Les trois cavaliers
Olga réveilla Vassilissa, bien avant le lever du jour et celui de son père. La fillette, ensommeillée, constata que, pour son dernier petit déjeuner, elle aurait droit à des blinis accompagnés de miel. Ils étaient délicieux. Ils avaient la forme de petits soleils ruisselants de douceur. Elle les dévora. C’était vraiment une enfant charmante, prête à tout instant à passer du désespoir le plus total à une formidable foi en l’avenir. Aimer les friandises, c’était sa façon d’aimer la vie.
– Oui, se disait Olga, émue de redécouvrir dans sa victime une gamine de dix ans, j’avais tant désiré que tu deviennes ma fille, mais Fiodor a tout gâché.
Cependant, quand Vassilissa lui demanda si elle pourrait voir son père avant de s’en aller, elle refusa catégoriquement.
– Il dort. Laisse-le se reposer ! Il a bien du souci en ce moment, tu sais. Regarde dehors, c’est encore la nuit. Ma cousine habite loin d’ici. Si tu veux y être avant le coucher du soleil, il faut partir maintenant. On est toujours surpris par la distance quand on s’y rend. Tu devras traverser un bois, gravir une colline.

Effectivement, derrière la fenêtre, on ne voyait rien. Le néant. Un trou noir dans lequel elle allait devoir s’enfoncer. Vassilissa trembla. Elle dévora un nouveau blini pour se donner du courage, mais eut, cette fois-ci, bien des difficultés à l’avaler : une grosse boule barrait sa gorge. Elle n’aurait pas la possibilité de plaider sa cause avant de partir. Son bourreau pour la consoler glissa dans son sac les galettes restantes, ainsi qu’un petit pot de beurre pour son déjeuner.
– Ne t’attarde pas en route, tu pourrais faire de mauvaises rencontres !
Olga multiplia les recommandations, les indications pour ne pas s’égarer. On aurait dit une mère préparant les affaires de son enfant, le matin, avant de l’envoyer à l’école. Vassilissa écoutait d’une oreille distraite. Tout le monde au village savait comment se rendre chez la sorcière, personne n’y allait. Elle avait, dans la nuit, songé à s’enfuir. À dix ans, comment survivrait-elle ? Elle avait besoin de son père et celui-ci lui demandait de rencontrer Baba Yaga.
Elle se décida à partir. Elle prit son sac, embrassa sa belle-mère. L’idée de tenter d’infléchir son bourreau la traversa tant celle-ci était tendre en cet instant, mais elle y renonça et ouvrit la porte. Elle fut surprise par la fraîcheur qui régnait à l’extérieur. Il y avait une espèce de brume. Le jour n’était pas encore levé et l’on distinguait mal la terre du ciel qu’une lune mourante éclairait péniblement. Elle sentit sa poupée contre sa poitrine et se rassura quelque peu. Elle s’élança sur le chemin comme on plonge dans la mer. Elle se vit littéralement disparaître dans le noir. Quand elle commença à ralentir son pas parce qu’elle était fatiguée, quand, pour la première fois, elle regarda en arrière, l’isba, son isba, n’était plus visible. Elle comprit alors ce que voulait dire « être abandonnée ».
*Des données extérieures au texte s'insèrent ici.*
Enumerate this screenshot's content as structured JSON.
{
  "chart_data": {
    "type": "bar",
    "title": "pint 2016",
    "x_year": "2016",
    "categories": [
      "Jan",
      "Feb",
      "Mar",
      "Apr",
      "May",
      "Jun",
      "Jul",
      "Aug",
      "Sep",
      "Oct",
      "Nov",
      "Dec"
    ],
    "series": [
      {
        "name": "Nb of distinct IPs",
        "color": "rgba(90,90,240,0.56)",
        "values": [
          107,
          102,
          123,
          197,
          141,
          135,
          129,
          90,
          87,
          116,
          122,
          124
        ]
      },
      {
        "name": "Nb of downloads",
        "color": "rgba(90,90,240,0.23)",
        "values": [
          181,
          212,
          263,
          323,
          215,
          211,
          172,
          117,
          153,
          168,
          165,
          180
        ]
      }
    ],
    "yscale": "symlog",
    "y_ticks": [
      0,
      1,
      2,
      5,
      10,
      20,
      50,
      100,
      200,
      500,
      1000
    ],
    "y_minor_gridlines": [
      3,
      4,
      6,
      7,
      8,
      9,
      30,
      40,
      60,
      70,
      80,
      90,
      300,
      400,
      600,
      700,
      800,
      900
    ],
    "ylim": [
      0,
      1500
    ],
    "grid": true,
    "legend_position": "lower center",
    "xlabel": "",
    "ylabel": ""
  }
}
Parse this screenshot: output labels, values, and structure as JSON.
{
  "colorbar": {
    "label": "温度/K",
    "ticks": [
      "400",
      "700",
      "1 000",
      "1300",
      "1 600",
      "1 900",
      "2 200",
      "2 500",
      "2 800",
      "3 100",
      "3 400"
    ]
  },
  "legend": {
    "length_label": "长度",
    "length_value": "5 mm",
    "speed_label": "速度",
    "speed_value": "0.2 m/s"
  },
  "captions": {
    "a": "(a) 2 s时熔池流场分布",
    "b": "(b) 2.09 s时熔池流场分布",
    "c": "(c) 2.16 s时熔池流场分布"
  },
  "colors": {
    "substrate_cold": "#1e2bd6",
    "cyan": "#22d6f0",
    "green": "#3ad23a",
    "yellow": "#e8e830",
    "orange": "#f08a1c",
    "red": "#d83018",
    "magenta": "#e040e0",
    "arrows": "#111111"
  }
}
– Je suis là, lui dit une petite voix, blottie contre son cœur. Tu n’es pas seule.
Elle sortit Kukolka de ses vêtements et l’embrassa. Elle était douce et chaude contre son visage glacé, elle sentait bon, elle avait l’odeur de Lioubov, sa maman. L’enfant reprit courage et poursuivit son chemin.
Soudain, un rayon de soleil glissa au-dessus de la colline, déchira la nuit, irisant le ciel de traînées rougeâtres, chassa la brume liée à la rosée, et la vue s’étendit sur la vallée, permettant de distinguer, loin derrière elle, le village encore endormi, sur la droite, la rivière, et, devant elle, la sombre forêt de sapins. Tout ce paysage qui, l’instant d’avant, ne faisait qu’un bloc obscur était un spectacle tout en pastel multicolore où le vert dominait, jouant sur les dégradés. Vassilissa n’avait jamais eu l’occasion de vivre la magie de l’aube et elle se sentit pénétrée par une émotion infinie. Kukolka, contre sa poitrine, toute tremblante elle aussi, partageait son émerveillement.
C’est alors qu’elles entendirent un hennissement. Elles se rappelèrent que le domaine de Baba Yaga était gardé par trois cavaliers et elles se jetèrent sur le bas-côté, tentant de se fondre dans la terre, maudissant cette lumière qui ne leur permettait plus de se dissimuler.